Let $A\in M_n(\mathbb{C})$ and $f\in \mathbb{C}[x]$. In this case if $f(AA^*) = 0$ then $f(A^*A) = 0$
Here's my solution: It's enough to prove it for polynomials of degree 1 because $\mathbb{C}$ is algebraically closed. If $f(AA^*) = 0$ then $AA^* = cE$. Then, if $AA^* = (A^*A)^*$, we have $A^*A = \overline{c}E$. But if $c$ is a root, so is $\overline{c}$, then $f(A^*A) = 0$
Is this solution right?
As discussed in the comments, your reasoning is not sound.
One approach that works is to start by noting that $A^*A$ and $AA^*$ have the same eigenvalues. We can do either by proving that $AB$ and $BA$ always have the same non-zero eigenvalues and that $A^*A$ and $AA^*$ have the same rank, or by noting that the eigenvalues of $AA^*$ and $A^*A$ are both the squares of the singular values of $A$. By the spectral theorem, $AA^*$ and $A^*A$ are diagonalizable, which means that the matrices will satisfy $f(X) = 0$ if and only if the zeros of $f(x)$ include this common set of eigenvalues.
A possible solution that avoids the spectral theorem: note that by the symmetry of the problem, it suffices to show that $f(AA^*) = 0 \implies f(A^*A) = 0$.

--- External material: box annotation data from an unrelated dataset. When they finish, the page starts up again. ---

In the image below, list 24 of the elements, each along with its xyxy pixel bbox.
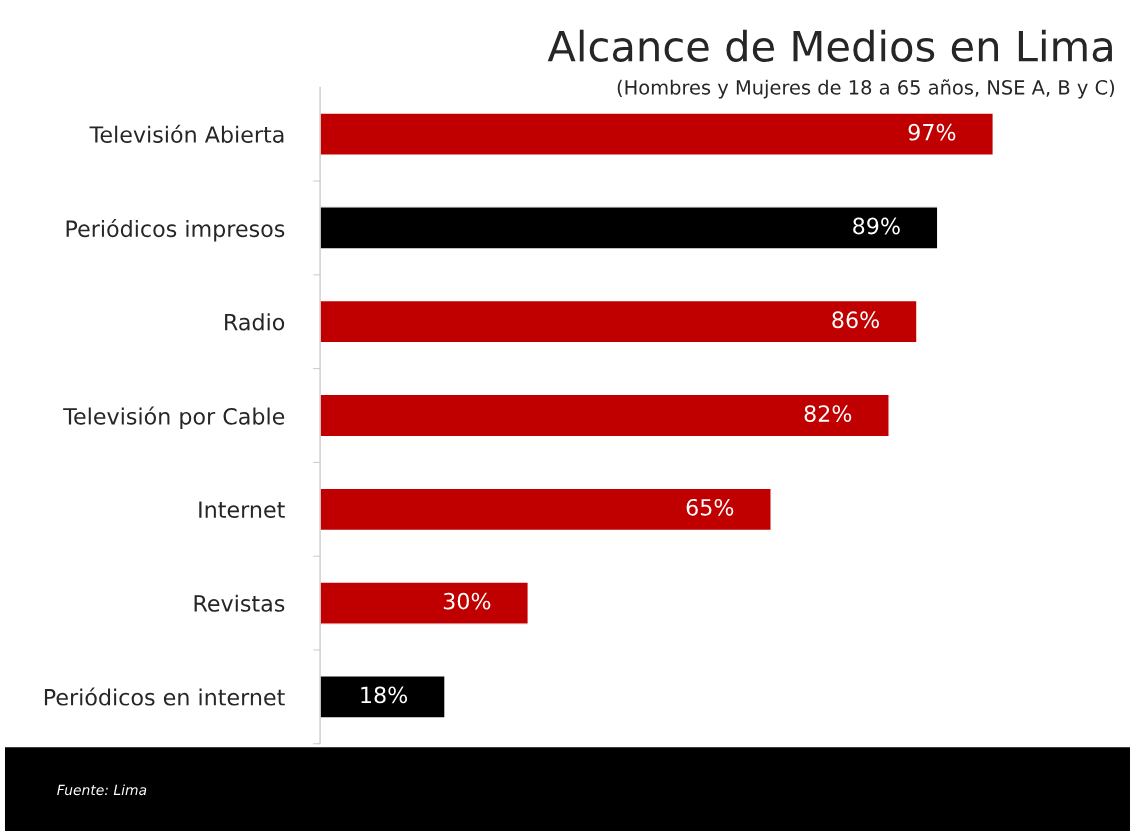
source-note: Fuente: Lima	[57, 784, 147, 796]
data-label: 30%	[443, 592, 491, 610]
y-tick-label: Revistas	[194, 594, 285, 612]
data-label: 82%	[804, 405, 852, 422]
y-tick-label: Periódicos impresos	[66, 219, 285, 242]
bar	[320, 112, 994, 156]
y-tick-label: Radio	[225, 313, 285, 331]
y-tick-label: Periódicos en internet	[44, 687, 285, 706]
bar	[320, 581, 529, 625]
bar	[320, 299, 918, 344]
y-tick-label: Televisión por Cable	[63, 406, 285, 430]
y-tick-label: Internet	[199, 501, 285, 519]
chart-subtitle: (Hombres y Mujeres de 18 a 65 años, NSE A, B y C)	[617, 79, 1115, 99]
bar	[320, 206, 939, 250]
data-label: 65%	[686, 498, 734, 516]
y-tick-label: Televisión Abierta	[89, 124, 284, 143]
bar	[320, 393, 890, 438]
data-label: 97%	[908, 123, 956, 141]
bar	[320, 487, 772, 532]
chart-title: Alcance de Medios en Lima	[547, 29, 1112, 62]
data-label: 18%	[361, 686, 408, 704]
data-label: 89%	[853, 217, 900, 235]
bar	[320, 675, 446, 719]
data-label: 86%	[832, 311, 879, 329]
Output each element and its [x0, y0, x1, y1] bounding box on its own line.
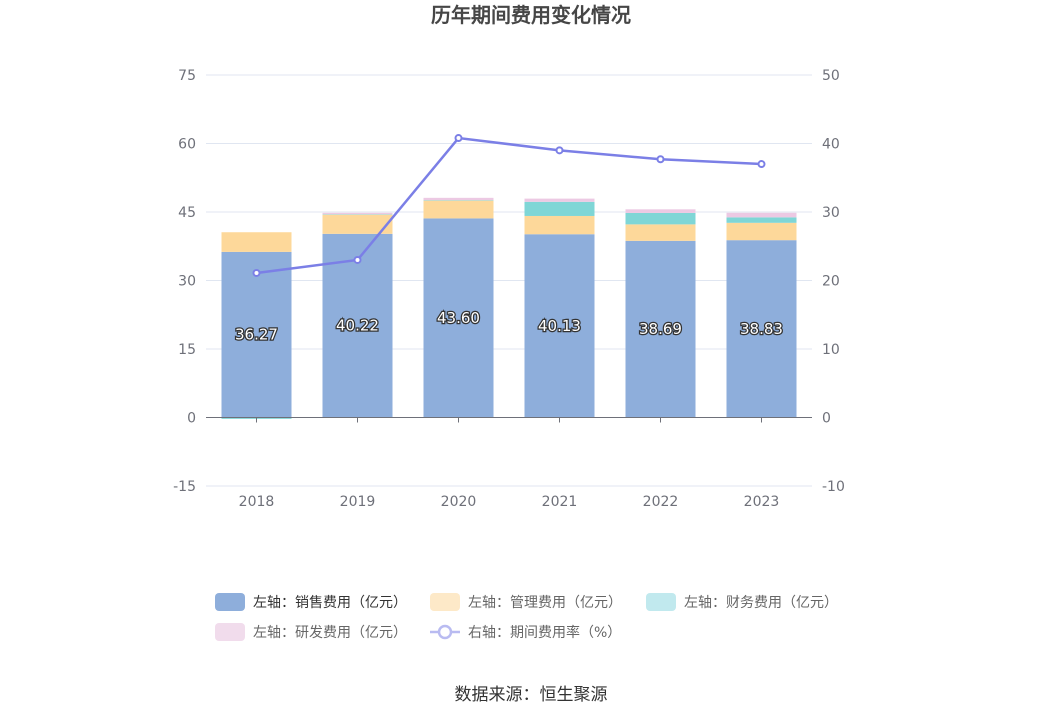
bar-data-label: 40.13: [538, 317, 581, 335]
right-tick-label: 0: [822, 411, 831, 427]
bar-data-label: 36.27: [235, 326, 278, 344]
legend-label: 左轴：研发费用（亿元）: [253, 625, 407, 641]
bar-segment: [726, 240, 797, 418]
left-tick-label: 15: [178, 342, 196, 358]
legend-item: 左轴：销售费用（亿元）: [215, 593, 407, 611]
x-tick-label: 2023: [744, 494, 780, 510]
legend: 左轴：销售费用（亿元） 左轴：管理费用（亿元） 左轴：财务费用（亿元） 左轴：研发费用…: [215, 593, 838, 641]
left-tick-label: -15: [173, 479, 196, 495]
bar-segment: [423, 197, 494, 201]
x-tick-label: 2021: [542, 494, 578, 510]
bar-data-label: 43.60: [437, 309, 480, 327]
legend-item: 左轴：财务费用（亿元）: [646, 593, 838, 611]
rate-point: [353, 255, 362, 264]
bar-segment: [524, 198, 595, 202]
x-axis: 2018 2019 2020 2021 2022 2023: [206, 417, 812, 510]
bar-segment: [625, 224, 696, 241]
grid-lines: [206, 74, 812, 487]
bar-segment: [322, 214, 393, 234]
right-tick-label: 20: [822, 274, 840, 290]
right-tick-label: 30: [822, 205, 840, 221]
x-tick-label: 2020: [441, 494, 477, 510]
right-axis: 50 40 30 20 10 0 -10: [822, 68, 845, 495]
legend-swatch: [215, 623, 245, 641]
bar-segment: [524, 215, 595, 235]
rate-point: [757, 160, 766, 169]
left-tick-label: 30: [178, 274, 196, 290]
bar-segment: [221, 232, 292, 252]
chart-title: 历年期间费用变化情况: [431, 3, 631, 27]
bar-segment: [524, 234, 595, 418]
rate-point: [656, 155, 665, 164]
rate-point: [555, 146, 564, 155]
bar-data-label: 38.83: [740, 320, 783, 338]
bar-segment: [726, 222, 797, 241]
right-tick-label: 10: [822, 342, 840, 358]
left-tick-label: 45: [178, 205, 196, 221]
rate-point: [454, 134, 463, 143]
bar-segment: [726, 217, 797, 223]
legend-label: 右轴：期间费用率（%）: [468, 624, 621, 641]
bar-segment: [322, 233, 393, 418]
legend-item: 左轴：研发费用（亿元）: [215, 623, 407, 641]
left-tick-label: 0: [187, 411, 196, 427]
rate-point: [252, 268, 261, 277]
right-tick-label: -10: [822, 479, 845, 495]
legend-label: 左轴：财务费用（亿元）: [684, 595, 838, 611]
bar-segment: [423, 200, 494, 219]
bar-segment: [625, 212, 696, 225]
left-tick-label: 60: [178, 137, 196, 153]
legend-marker: [437, 624, 453, 640]
bar-labels: 36.27 40.22 43.60 40.13 38.69 38.83: [234, 308, 784, 345]
left-tick-label: 75: [178, 68, 196, 84]
legend-item: 右轴：期间费用率（%）: [430, 624, 621, 641]
x-tick-label: 2022: [643, 494, 679, 510]
bar-segment: [423, 218, 494, 418]
bar-segment: [221, 251, 292, 418]
bars: [221, 197, 797, 419]
bar-data-label: 40.22: [336, 317, 379, 335]
legend-swatch: [430, 593, 460, 611]
left-axis: 75 60 45 30 15 0 -15: [173, 68, 196, 495]
bar-segment: [625, 209, 696, 213]
legend-label: 左轴：管理费用（亿元）: [468, 595, 622, 611]
x-tick-label: 2018: [239, 494, 275, 510]
bar-segment: [625, 240, 696, 418]
bar-segment: [423, 200, 494, 201]
right-tick-label: 40: [822, 137, 840, 153]
x-tick-label: 2019: [340, 494, 376, 510]
bar-segment: [726, 212, 797, 218]
rate-line: [252, 134, 766, 277]
legend-item: 左轴：管理费用（亿元）: [430, 593, 622, 611]
legend-swatch: [215, 593, 245, 611]
source-text: 数据来源：恒生聚源: [455, 685, 608, 705]
bar-data-label: 38.69: [639, 320, 682, 338]
rate-line-path: [256, 136, 762, 275]
bar-segment: [322, 214, 393, 215]
right-tick-label: 50: [822, 68, 840, 84]
legend-label: 左轴：销售费用（亿元）: [253, 595, 407, 611]
legend-swatch: [646, 593, 676, 611]
bar-segment: [524, 201, 595, 216]
bar-segment: [322, 212, 393, 215]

With that in mind, suppose that $f(x) = \sum_{j}c_jx^j$ is such that $f(AA^*) = 0$. Suppose that $A$ is invertible. Then we have $$ 0 = f(A^*A) = \sum_{j=0}^n c_j(A^*A)^j = c_0 I + \sum_{j=1}^n c_j(A^*A)^j = c_0 I + A^*\left(\sum_{j=1}^n c_j(AA^*)^{j-1}\right)A \implies\\ 0 = c_0A^{-1} + A^*\left(\sum_{j=1}^n c_j(AA^*)^{j-1}\right) \implies\\ 0 = c_0 I + AA^*\left(\sum_{j=1}^n c_j(AA^*)^{j-1}\right) = c_0 I + \sum_{j=1}^n c_j(AA^*)^{j} = f(AA^*). $$ I am not sure how to extend this to the case where $A$ is singular. I suspect that we can do something using the Moore-Penrose pseudinverse $A^+$ in place of $A^{-1}$, but that seems to defeat the purpose of avoiding the spectral theorem.
I also think we could use the fact that the restriction of $A^*A$ to its image is invertible, which seems more in the spirit of the proof.